The weakening trend confirms a fundamental tenet of economics: It takes better-than-average momentum to achieve a significant decline in unemployment. According to a rule of thumb known as Okun’s Law — named after Arthur Okun, an economic adviser to presidents John F. Kennedy and Lyndon B. Johnson — growth must exceed its long-term potential rate by two percentage points to lower unemployment by one percentage point.
For a while, the labor market seemed to be defying this rule of thumb. The jobless rate fell 0.9 percentage point in 2011, even though the economy grew at an inflation-adjusted rate of only 1.7 percent, well below the 2 percent to 3 percent most economists believe to be its long-term potential.
Now, though, that surprising burst is looking more like a temporary catch-up after the lackluster job growth of the early part of the recovery. The trajectory of the employment-to-population ratio in the three months through April suggests no actual progress in reducing unemployment. This is more in line with economists’ average forecast of 2.3 percent output growth this year, and with their expectation the jobless rate will still be well above 7 percent at the end of 2014.

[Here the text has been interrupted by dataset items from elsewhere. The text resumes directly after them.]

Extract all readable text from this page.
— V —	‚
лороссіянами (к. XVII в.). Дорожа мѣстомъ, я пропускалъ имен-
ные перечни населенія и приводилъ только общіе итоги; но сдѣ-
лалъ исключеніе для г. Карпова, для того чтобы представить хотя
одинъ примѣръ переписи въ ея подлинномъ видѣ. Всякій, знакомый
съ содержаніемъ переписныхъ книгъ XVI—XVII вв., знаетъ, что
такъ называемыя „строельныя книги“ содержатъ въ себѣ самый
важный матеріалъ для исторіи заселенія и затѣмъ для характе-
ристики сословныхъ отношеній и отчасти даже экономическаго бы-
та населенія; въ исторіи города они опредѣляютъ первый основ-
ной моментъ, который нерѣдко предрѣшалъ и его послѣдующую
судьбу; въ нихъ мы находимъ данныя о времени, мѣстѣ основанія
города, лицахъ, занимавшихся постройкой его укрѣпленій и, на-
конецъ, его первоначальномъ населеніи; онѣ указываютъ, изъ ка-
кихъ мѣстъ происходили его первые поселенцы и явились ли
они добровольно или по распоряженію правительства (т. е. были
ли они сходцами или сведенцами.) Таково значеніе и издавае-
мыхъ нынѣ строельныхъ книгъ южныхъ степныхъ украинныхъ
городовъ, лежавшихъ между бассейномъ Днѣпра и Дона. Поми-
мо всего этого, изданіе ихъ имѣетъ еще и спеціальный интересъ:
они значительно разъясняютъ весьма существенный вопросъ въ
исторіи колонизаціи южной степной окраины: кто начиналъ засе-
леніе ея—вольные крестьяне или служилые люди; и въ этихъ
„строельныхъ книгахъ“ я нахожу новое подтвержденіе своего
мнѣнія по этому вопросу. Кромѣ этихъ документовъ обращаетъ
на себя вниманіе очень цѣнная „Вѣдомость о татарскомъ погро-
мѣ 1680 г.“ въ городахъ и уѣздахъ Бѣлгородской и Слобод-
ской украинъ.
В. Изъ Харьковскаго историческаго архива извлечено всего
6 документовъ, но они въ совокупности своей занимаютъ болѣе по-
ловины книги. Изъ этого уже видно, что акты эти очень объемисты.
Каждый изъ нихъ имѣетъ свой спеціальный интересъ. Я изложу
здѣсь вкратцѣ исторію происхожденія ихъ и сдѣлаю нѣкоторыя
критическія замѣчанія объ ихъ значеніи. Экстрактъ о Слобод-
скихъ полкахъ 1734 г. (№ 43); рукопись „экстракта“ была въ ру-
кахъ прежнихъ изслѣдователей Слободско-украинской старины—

How, then, can U.S. policymakers improve the jobs picture? The obvious answer is more growth through fiscal stimulus. Research shows added government spending tends to be particularly effective at times like these, when interest rates are extremely low and long-term unemployment is threatening to do permanent damage. The growth boost could actually reduce the U.S. government’s debt burden.
Unfortunately, Congress seems likely to do precisely the opposite. Economists at Goldman Sachs estimate the waning of government stimulus, together with spending cuts already enacted, will shave about 1.5 percentage points off economic growth in 2013. If politicians can’t agree on a way to extend some of the Bush tax cuts beyond the end of this year and to postpone the automatic spending reductions dictated by last year’s debt-ceiling deal, the negative effect could be many times larger.
The political gridlock leaves the Federal Reserve as the only entity capable of providing stimulus. Its ammunition isn’t nearly as powerful as the government’s: A third round of quantitative easing, in which the Fed would buy bonds to bring down longer-term interest rates, would almost certainly be less effective than its two predecessors. Goldman Sachs estimates an added $1 trillion of Fed purchases might boost economic growth by 0.5 percentage point in the first year after a QE3 announcement, down from 0.8 percentage point for the first two rounds of easing.
Depleted as its arsenal may be, the Fed must stand ready to act again — and to do even more if politicians fail to avert the fiscal disaster coming at the end of this year. The Fed might not be able to put millions of people back to work singlehandedly, but it can help protect what little we have gained.